Kota Bima, KabarNTB - Fungsi pengawasan DPRD Kota Bima mendapat sorotan tajam dari Lembaga Eksekutif Advokasi dan Demokrasi (LEAD) NTB di tengah berbagai persoalan yang melingkupi pelaksanaan proyek NUFReP atau National Urban Flood Resilience Project, termasuk pembangunan kolam retensi Amahami yang menelan anggaran ratusan miliar rupiah. LEAD NTB bahkan telah mengajukan permintaan Rapat Dengar Pendapat secara resmi, namun hingga kini belum mendapat respons berupa penjadwalan dari dewan.
Kritik Keras atas Minimnya Respons Dewan
Direktur Eksekutif LEAD NTB, Agus Mawardy, menilai DPRD Kota Bima sejauh ini belum menunjukkan kepekaan yang memadai terhadap berbagai dugaan permasalahan dalam perjalanan proyek senilai ratusan miliar rupiah tersebut. Berbagai dugaan penyimpangan dan pelanggaran yang mencuat selama pelaksanaan NUFReP, menurutnya, semestinya menjadi objek pengawasan serius oleh lembaga legislatif daerah.
"Kalau dewan ini peka di tengah banyaknya persoalan yang dialami dalam perjalanan proyek dan program NUFReP, pengawasan ini seolah-olah tidak ada," ujar Agus Mawardy.
Agus menegaskan bahwa persoalan dalam proyek NUFReP tidak semata-mata menyangkut hasil pembangunan fisik. Perencanaan, pengadaan material, penggunaan anggaran, permasalahan lahan, dampak lingkungan, hingga manfaat nyata kolam retensi Amahami bagi masyarakat semuanya perlu mendapat perhatian dan pengawasan secara menyeluruh.
Dugaan Afiliasi Pimpinan Dewan dengan Pemasok Material
Dalam pernyataannya, Agus juga menyinggung dugaan keterkaitan salah satu pimpinan DPRD dengan usaha galian C yang disebut-sebut turut masuk dalam rantai penyediaan material proyek. Pernyataan ini menambah dimensi baru dalam pertanyaan soal independensi fungsi pengawasan dewan terhadap program tersebut.
"Kita tahu kan pimpinan ini terafiliasi dengan salah satu usaha galian C, yang kemudian perusahaan ini masuk menjadi bagian material yang digunakan dalam program NUFReP, proyek pengendalian banjir ratusan miliar," kata Agus Mawardy.
Redaksi mencatat bahwa klaim mengenai afiliasi tersebut belum dapat diverifikasi secara independen, dan pihak yang dimaksud belum memberikan tanggapan resmi atas pernyataan tersebut.
RDP Diajukan, Jadwal Belum Kunjung Ditetapkan
Sebagai langkah konkret, LEAD NTB telah menyurati DPRD Kota Bima untuk meminta digelarnya Rapat Dengar Pendapat (RDP).
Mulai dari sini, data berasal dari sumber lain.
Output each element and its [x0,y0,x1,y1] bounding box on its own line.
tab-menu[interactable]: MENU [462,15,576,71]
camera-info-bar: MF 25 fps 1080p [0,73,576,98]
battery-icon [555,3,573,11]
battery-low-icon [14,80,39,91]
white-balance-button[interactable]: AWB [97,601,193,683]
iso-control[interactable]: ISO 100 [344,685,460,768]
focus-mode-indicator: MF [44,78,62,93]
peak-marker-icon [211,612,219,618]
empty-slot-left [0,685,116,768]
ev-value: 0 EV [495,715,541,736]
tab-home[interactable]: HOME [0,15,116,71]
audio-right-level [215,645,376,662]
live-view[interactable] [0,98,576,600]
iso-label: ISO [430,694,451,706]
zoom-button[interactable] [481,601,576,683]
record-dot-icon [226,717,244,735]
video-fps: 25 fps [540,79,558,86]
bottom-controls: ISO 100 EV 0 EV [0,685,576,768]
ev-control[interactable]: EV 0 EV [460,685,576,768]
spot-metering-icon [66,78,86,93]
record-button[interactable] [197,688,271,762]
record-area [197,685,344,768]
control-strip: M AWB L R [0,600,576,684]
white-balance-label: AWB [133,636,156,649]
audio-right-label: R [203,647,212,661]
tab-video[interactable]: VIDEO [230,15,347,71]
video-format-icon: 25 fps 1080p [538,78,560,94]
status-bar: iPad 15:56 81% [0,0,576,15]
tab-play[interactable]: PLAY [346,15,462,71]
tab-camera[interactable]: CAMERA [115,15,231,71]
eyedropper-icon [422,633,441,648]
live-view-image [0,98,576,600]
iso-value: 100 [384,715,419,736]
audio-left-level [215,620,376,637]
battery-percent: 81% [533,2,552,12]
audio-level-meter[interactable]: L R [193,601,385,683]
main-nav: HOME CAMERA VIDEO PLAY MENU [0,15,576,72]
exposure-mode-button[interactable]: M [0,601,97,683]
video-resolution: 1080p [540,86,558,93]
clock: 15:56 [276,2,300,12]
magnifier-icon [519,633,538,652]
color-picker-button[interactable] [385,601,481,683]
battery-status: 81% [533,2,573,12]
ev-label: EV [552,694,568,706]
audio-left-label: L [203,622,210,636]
Forum itu diharapkan menjadi ruang terbuka bagi semua pihak untuk membahas berbagai persoalan yang menyelimuti pelaksanaan NUFReP dan pembangunan kolam retensi Amahami. Namun permintaan itu belum ditindaklanjuti dengan penjadwalan yang pasti.
Di sisi lain, Sekretaris Daerah Kota Bima Ihya Ghazali mengungkapkan bahwa pimpinan daerah tengah disibukkan dengan agenda rapat koordinasi di tingkat Provinsi NTB.
"Pimpinan lagi ikut rakor di provinsi bersama KPK, BPKP, Inspektorat dan banyak Kadis yang diundang se-NTB," demikian Sekda Ihya Ghazali.
Publik Menanti Sikap DPRD
Agus Mawardy berharap DPRD Kota Bima tidak hanya berdiam diri dan segera memaksimalkan fungsi pengawasannya. Menurutnya, membuka ruang klarifikasi terhadap berbagai sorotan yang berkembang adalah bagian dari tanggung jawab legislatif yang tidak bisa diabaikan.
Dengan RDP yang belum juga dijadwalkan, publik Kota Bima kini menunggu apakah dewan akan benar-benar membuka ruang pembahasan terbuka untuk mengurai persoalan seputar proyek NUFReP dan kolam retensi Amahami secara tuntas.